Z is a thin, coriander-coloured man, perhaps in his fifties with wispy, black hair that once may have been considered his crowning glory, but is now quite sad looking with ten-pence sized bald spots in several places (above left ear, above nape, just into the hairline over right eye). His eyes are pennies dipped in battery hen yolk.
The barber oils the clipper plates liberally and, clamping me in his palm, tells me about his brain tumour as he drives the clippers around my head like a kid might a toy car. And as he chats I wonder if the number 3 guard is going to fall off. He plays back and forth like this for some minutes, becoming quite rough as he wonders aloud at the future of his business, his hair, his loss and himself… and, after a while the number 3 guard slips from the clipper plate to the floor.
A brief heat fills the space between us and I know that, should I look up, I would find myself with a clipper mark just above my right ear. So, playing with my (surprisingly grey) hair in my lap and to save any further awkwardness, I say, “Actually, would you mind taking it down to a number 2…”
“Two,” he says. “Aye.”
He picks up the number 3 guard as if it were normally found on the floor, throws it in the basin and searches for the number 2 guard among a small collection of guards on the work top. But he picks up a number 1 guard, saying, “I was going to suggest you go shorter.” Some people have no shame.
“Uh-huh. But that’s a number 1 guard…”
If a barber seems nervous I am in the habit of telling them, when they inevitably ask – “Are you working today?” – that I’m a baker. I don’t know why a baker; I baked a Lemon Drizzle once or twice; I’ve taken a Pear Gateau from a freezer, but that’s not real baking, it’s more reanimation – which is cool – but the two words – baker and barber are phonetically related. But, if a barber seems overly confident or generally irritating, I tell them I’m a barber – I would recommend trying this yourself next time you go for a cut – it generally cuts all nonsense dead and the game is raised several notches. Z falls into the latter…

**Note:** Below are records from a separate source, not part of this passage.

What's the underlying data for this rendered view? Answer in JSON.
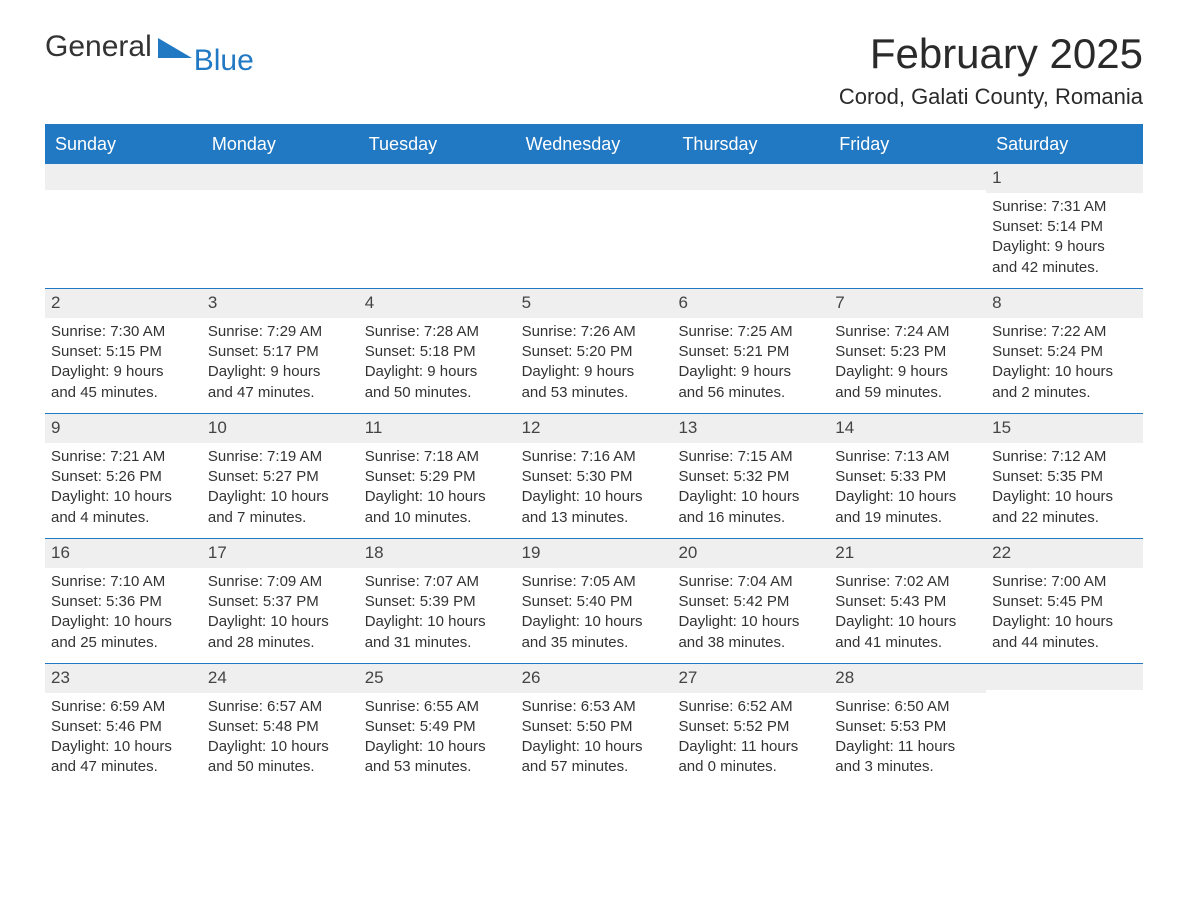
{
  "brand": {
    "general": "General",
    "blue": "Blue"
  },
  "title": "February 2025",
  "location": "Corod, Galati County, Romania",
  "colors": {
    "accent": "#2279c3",
    "header_text": "#ffffff",
    "row_bg": "#efefef",
    "text": "#333333",
    "background": "#ffffff"
  },
  "day_labels": [
    "Sunday",
    "Monday",
    "Tuesday",
    "Wednesday",
    "Thursday",
    "Friday",
    "Saturday"
  ],
  "weeks": [
    [
      null,
      null,
      null,
      null,
      null,
      null,
      {
        "n": "1",
        "sr": "Sunrise: 7:31 AM",
        "ss": "Sunset: 5:14 PM",
        "d1": "Daylight: 9 hours",
        "d2": "and 42 minutes."
      }
    ],
    [
      {
        "n": "2",
        "sr": "Sunrise: 7:30 AM",
        "ss": "Sunset: 5:15 PM",
        "d1": "Daylight: 9 hours",
        "d2": "and 45 minutes."
      },
      {
        "n": "3",
        "sr": "Sunrise: 7:29 AM",
        "ss": "Sunset: 5:17 PM",
        "d1": "Daylight: 9 hours",
        "d2": "and 47 minutes."
      },
      {
        "n": "4",
        "sr": "Sunrise: 7:28 AM",
        "ss": "Sunset: 5:18 PM",
        "d1": "Daylight: 9 hours",
        "d2": "and 50 minutes."
      },
      {
        "n": "5",
        "sr": "Sunrise: 7:26 AM",
        "ss": "Sunset: 5:20 PM",
        "d1": "Daylight: 9 hours",
        "d2": "and 53 minutes."
      },
      {
        "n": "6",
        "sr": "Sunrise: 7:25 AM",
        "ss": "Sunset: 5:21 PM",
        "d1": "Daylight: 9 hours",
        "d2": "and 56 minutes."
      },
      {
        "n": "7",
        "sr": "Sunrise: 7:24 AM",
        "ss": "Sunset: 5:23 PM",
        "d1": "Daylight: 9 hours",
        "d2": "and 59 minutes."
      },
      {
        "n": "8",
        "sr": "Sunrise: 7:22 AM",
        "ss": "Sunset: 5:24 PM",
        "d1": "Daylight: 10 hours",
        "d2": "and 2 minutes."
      }
    ],
    [
      {
        "n": "9",
        "sr": "Sunrise: 7:21 AM",
        "ss": "Sunset: 5:26 PM",
        "d1": "Daylight: 10 hours",
        "d2": "and 4 minutes."
      },
      {
        "n": "10",
        "sr": "Sunrise: 7:19 AM",
        "ss": "Sunset: 5:27 PM",
        "d1": "Daylight: 10 hours",
        "d2": "and 7 minutes."
      },
      {
        "n": "11",
        "sr": "Sunrise: 7:18 AM",
        "ss": "Sunset: 5:29 PM",
        "d1": "Daylight: 10 hours",
        "d2": "and 10 minutes."
      },
      {
        "n": "12",
        "sr": "Sunrise: 7:16 AM",
        "ss": "Sunset: 5:30 PM",
        "d1": "Daylight: 10 hours",
        "d2": "and 13 minutes."
      },
      {
        "n": "13",
        "sr": "Sunrise: 7:15 AM",
        "ss": "Sunset: 5:32 PM",
        "d1": "Daylight: 10 hours",
        "d2": "and 16 minutes."
      },
      {
        "n": "14",
        "sr": "Sunrise: 7:13 AM",
        "ss": "Sunset: 5:33 PM",
        "d1": "Daylight: 10 hours",
        "d2": "and 19 minutes."
      },
      {
        "n": "15",
        "sr": "Sunrise: 7:12 AM",
        "ss": "Sunset: 5:35 PM",
        "d1": "Daylight: 10 hours",
        "d2": "and 22 minutes."
      }
    ],
    [
      {
        "n": "16",
        "sr": "Sunrise: 7:10 AM",
        "ss": "Sunset: 5:36 PM",
        "d1": "Daylight: 10 hours",
        "d2": "and 25 minutes."
      },
      {
        "n": "17",
        "sr": "Sunrise: 7:09 AM",
        "ss": "Sunset: 5:37 PM",
        "d1": "Daylight: 10 hours",
        "d2": "and 28 minutes."
      },
      {
        "n": "18",
        "sr": "Sunrise: 7:07 AM",
        "ss": "Sunset: 5:39 PM",
        "d1": "Daylight: 10 hours",
        "d2": "and 31 minutes."
      },
      {
        "n": "19",
        "sr": "Sunrise: 7:05 AM",
        "ss": "Sunset: 5:40 PM",
        "d1": "Daylight: 10 hours",
        "d2": "and 35 minutes."
      },
      {
        "n": "20",
        "sr": "Sunrise: 7:04 AM",
        "ss": "Sunset: 5:42 PM",
        "d1": "Daylight: 10 hours",
        "d2": "and 38 minutes."
      },
      {
        "n": "21",
        "sr": "Sunrise: 7:02 AM",
        "ss": "Sunset: 5:43 PM",
        "d1": "Daylight: 10 hours",
        "d2": "and 41 minutes."
      },
      {
        "n": "22",
        "sr": "Sunrise: 7:00 AM",
        "ss": "Sunset: 5:45 PM",
        "d1": "Daylight: 10 hours",
        "d2": "and 44 minutes."
      }
    ],
    [
      {
        "n": "23",
        "sr": "Sunrise: 6:59 AM",
        "ss": "Sunset: 5:46 PM",
        "d1": "Daylight: 10 hours",
        "d2": "and 47 minutes."
      },
      {
        "n": "24",
        "sr": "Sunrise: 6:57 AM",
        "ss": "Sunset: 5:48 PM",
        "d1": "Daylight: 10 hours",
        "d2": "and 50 minutes."
      },
      {
        "n": "25",
        "sr": "Sunrise: 6:55 AM",
        "ss": "Sunset: 5:49 PM",
        "d1": "Daylight: 10 hours",
        "d2": "and 53 minutes."
      },
      {
        "n": "26",
        "sr": "Sunrise: 6:53 AM",
        "ss": "Sunset: 5:50 PM",
        "d1": "Daylight: 10 hours",
        "d2": "and 57 minutes."
      },
      {
        "n": "27",
        "sr": "Sunrise: 6:52 AM",
        "ss": "Sunset: 5:52 PM",
        "d1": "Daylight: 11 hours",
        "d2": "and 0 minutes."
      },
      {
        "n": "28",
        "sr": "Sunrise: 6:50 AM",
        "ss": "Sunset: 5:53 PM",
        "d1": "Daylight: 11 hours",
        "d2": "and 3 minutes."
      },
      null
    ]
  ]
}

A breeze of embarrassed heat passes from him (but not nearly enough) and he says suddenly, realising that the jig is up, “I could just give you the keys to the shop.” But I don’t want them and in the end, he says, “Well, we’re in the same business, so I won’t charge you.” But I know the truth is more sheathed in the fact that we both now wear coin shapes in our hair. As I put my coat back on I pick up the broom that stands in the corner by the bin and begin to sweep my hair from the floor. This seems hugely significant to me – but maybe I’m just sweeping a floor. Anyway, it confuses the heck out of Z and this makes me a little happier. “Let me give you a haircut”, I say. “That would be great,” Z says. So the barber sits down in the chair and I begin to shave off the remnants of his sad hair, detailing my morning out at St. Mary’s for something to say. His hair feels crispy and burnt and collects in his lap. The heat rising from beneath his scalp is palpable.
I once cut a man’s hair as he lay like a playing card King in his hospice bed. His eyes shone like diamonds and his breath smelt of spades.